いつのまにか眠っていて、ふと目を覚ましたとき、そこにはまだシュネイとトゥーラがいた。そばにいるから、という言葉に違わず、一緒にいてくれたらしい。
ただ。
「なにか来たな……ネイ、起きろ」
なにかの気配を警戒したトゥーラが、転寝していたシュネイを起こして、緊張を走らせる。パタン、と本を閉じると、寝台を離れて窓の向こうを確認し、警戒しながら戻ってきた。
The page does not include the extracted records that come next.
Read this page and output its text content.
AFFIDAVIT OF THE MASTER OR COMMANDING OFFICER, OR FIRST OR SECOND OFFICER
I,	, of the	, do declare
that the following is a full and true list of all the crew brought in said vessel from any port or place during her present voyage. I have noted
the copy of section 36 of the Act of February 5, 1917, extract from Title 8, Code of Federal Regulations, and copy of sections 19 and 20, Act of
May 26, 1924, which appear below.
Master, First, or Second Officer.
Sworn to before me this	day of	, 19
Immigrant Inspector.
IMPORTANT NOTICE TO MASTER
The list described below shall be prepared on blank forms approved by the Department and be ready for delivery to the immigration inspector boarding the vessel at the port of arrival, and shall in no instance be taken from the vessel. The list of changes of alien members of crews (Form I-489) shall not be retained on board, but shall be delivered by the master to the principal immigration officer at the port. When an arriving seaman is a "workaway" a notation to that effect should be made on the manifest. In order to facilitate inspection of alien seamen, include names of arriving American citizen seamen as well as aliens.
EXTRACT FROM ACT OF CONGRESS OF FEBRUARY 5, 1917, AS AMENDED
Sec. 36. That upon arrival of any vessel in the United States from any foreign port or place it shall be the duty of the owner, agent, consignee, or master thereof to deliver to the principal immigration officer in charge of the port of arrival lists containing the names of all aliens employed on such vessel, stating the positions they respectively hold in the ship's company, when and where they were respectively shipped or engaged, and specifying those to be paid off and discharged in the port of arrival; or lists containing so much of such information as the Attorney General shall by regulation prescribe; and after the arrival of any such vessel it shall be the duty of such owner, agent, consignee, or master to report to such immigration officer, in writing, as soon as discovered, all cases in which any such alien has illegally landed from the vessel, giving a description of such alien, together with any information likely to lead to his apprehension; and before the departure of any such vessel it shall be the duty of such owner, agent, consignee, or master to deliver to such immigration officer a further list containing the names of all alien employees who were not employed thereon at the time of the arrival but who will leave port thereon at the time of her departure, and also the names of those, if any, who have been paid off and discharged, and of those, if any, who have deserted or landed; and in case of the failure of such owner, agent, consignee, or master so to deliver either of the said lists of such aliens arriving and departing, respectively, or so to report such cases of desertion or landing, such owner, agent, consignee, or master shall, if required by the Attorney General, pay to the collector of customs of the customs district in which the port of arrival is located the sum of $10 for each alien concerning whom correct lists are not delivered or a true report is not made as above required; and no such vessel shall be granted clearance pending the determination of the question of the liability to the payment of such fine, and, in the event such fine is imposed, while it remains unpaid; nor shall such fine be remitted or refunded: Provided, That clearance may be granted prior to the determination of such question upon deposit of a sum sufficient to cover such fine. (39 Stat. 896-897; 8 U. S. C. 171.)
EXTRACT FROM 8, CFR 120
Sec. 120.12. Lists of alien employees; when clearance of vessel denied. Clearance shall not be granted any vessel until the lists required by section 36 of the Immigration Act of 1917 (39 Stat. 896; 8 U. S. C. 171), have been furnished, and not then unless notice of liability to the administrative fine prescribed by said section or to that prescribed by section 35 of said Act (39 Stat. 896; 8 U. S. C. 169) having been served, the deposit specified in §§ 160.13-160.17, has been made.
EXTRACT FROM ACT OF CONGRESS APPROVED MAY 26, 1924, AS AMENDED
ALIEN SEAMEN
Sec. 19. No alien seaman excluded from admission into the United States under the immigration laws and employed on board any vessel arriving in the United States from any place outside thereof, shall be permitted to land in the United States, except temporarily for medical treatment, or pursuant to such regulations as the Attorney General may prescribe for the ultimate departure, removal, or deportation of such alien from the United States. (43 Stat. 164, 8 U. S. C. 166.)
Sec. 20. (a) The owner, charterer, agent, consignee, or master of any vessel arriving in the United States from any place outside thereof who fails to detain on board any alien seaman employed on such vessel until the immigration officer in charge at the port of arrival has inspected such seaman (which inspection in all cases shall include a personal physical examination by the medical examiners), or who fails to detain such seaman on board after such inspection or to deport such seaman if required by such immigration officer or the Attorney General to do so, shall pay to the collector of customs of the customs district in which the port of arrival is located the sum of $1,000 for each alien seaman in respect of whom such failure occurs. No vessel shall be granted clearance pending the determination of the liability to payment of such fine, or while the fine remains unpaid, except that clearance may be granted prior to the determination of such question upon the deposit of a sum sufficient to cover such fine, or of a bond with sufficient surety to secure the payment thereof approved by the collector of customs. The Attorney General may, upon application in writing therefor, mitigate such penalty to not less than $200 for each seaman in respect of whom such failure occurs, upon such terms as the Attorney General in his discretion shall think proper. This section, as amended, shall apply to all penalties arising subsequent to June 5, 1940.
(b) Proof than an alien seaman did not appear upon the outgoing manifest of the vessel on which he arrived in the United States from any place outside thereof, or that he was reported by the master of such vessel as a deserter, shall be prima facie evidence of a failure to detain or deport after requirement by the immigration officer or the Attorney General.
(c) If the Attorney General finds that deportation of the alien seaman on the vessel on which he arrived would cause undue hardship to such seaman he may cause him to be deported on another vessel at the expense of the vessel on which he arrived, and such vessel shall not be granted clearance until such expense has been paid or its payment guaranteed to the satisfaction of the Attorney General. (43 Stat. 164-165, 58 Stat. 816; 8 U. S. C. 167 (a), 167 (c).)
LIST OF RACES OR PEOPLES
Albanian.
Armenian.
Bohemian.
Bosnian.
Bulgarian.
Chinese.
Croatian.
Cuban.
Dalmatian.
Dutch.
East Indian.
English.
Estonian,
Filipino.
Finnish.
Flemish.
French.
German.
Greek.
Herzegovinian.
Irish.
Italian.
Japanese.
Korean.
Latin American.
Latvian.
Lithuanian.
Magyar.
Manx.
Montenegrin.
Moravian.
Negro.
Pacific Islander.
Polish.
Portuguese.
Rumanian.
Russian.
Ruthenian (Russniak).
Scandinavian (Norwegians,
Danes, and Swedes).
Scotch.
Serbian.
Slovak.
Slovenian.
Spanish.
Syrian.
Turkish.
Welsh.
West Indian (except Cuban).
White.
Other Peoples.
「気配を掴めない。人間じゃないみたいだ。けど、悪い感じがしない……イル、わかるか?」
それはツェイルには感じられないものだったので、寝台から身を起こして首を左右に振った。
「イルにわからないなんて……なんだろう」
「ウーラ兄さま、精霊かなにかが迷い込んだのではないの? 悪いものではないんでしょう?」
「ああ。でも……気になるな。ネイ、イルから離れるなよ。ちょっと見てくる」
トゥーラがなにを警戒しているのか、ツェイルには本当にわからない。けれども、それだけトゥーラが気にしているのなら、ツェイルもそれに倣ったほうがいい。
なにか武器になるものを、と視線を彷徨わせて、ツェイルはそれを見つける。
「イル、無理するな。おれがどうにかするから」
「そうよ、イル姉さま。ウーラ兄さまに任せて」
トゥーラとシュネイにはそう言われたけれども、ツェイルは迷わずそれを手にした。
銀色に輝く、美しい剣。
柄の上部にある薄紫色の宝石は、角度によっては銀色のそれを吸い込み、白っぽく光った。
「仕方ないな……イル、無茶はするなよ」
その忠告に頷き、部屋の扉に向かうトゥーラの背を目で追いかける。
トゥーラの手が、扉に伸ばされた、そのときだ。
「猊下の魔術は便利だな」
そんな声が、どこからともなく聞こえた。
「っ誰だ!」
トゥーラが驚いてそう声を張り上げたとき、ツェイルはシュネイと一緒に、すでにそれを目撃していた。
「ツェイ」
部屋の中央で、淡く光った先から聞こえた、自分の呼び名。
光りが収束し、現われたなにかの陣の上に立つ、その、姿。
どうして、と思うよりも先に、喜びが胸に込み上げる。
苦しいと思っていたのに、それをも凌駕する歓喜に息が詰まる。
やはりこの想いはもう消せないのだ。
もうどうしようもないのだ。
「迎えに来たぞ、ツェイ」
にこりと向けられた、サリヴァンの微笑み。
ツェイルは大きく見開いた目から、涙をこぼした。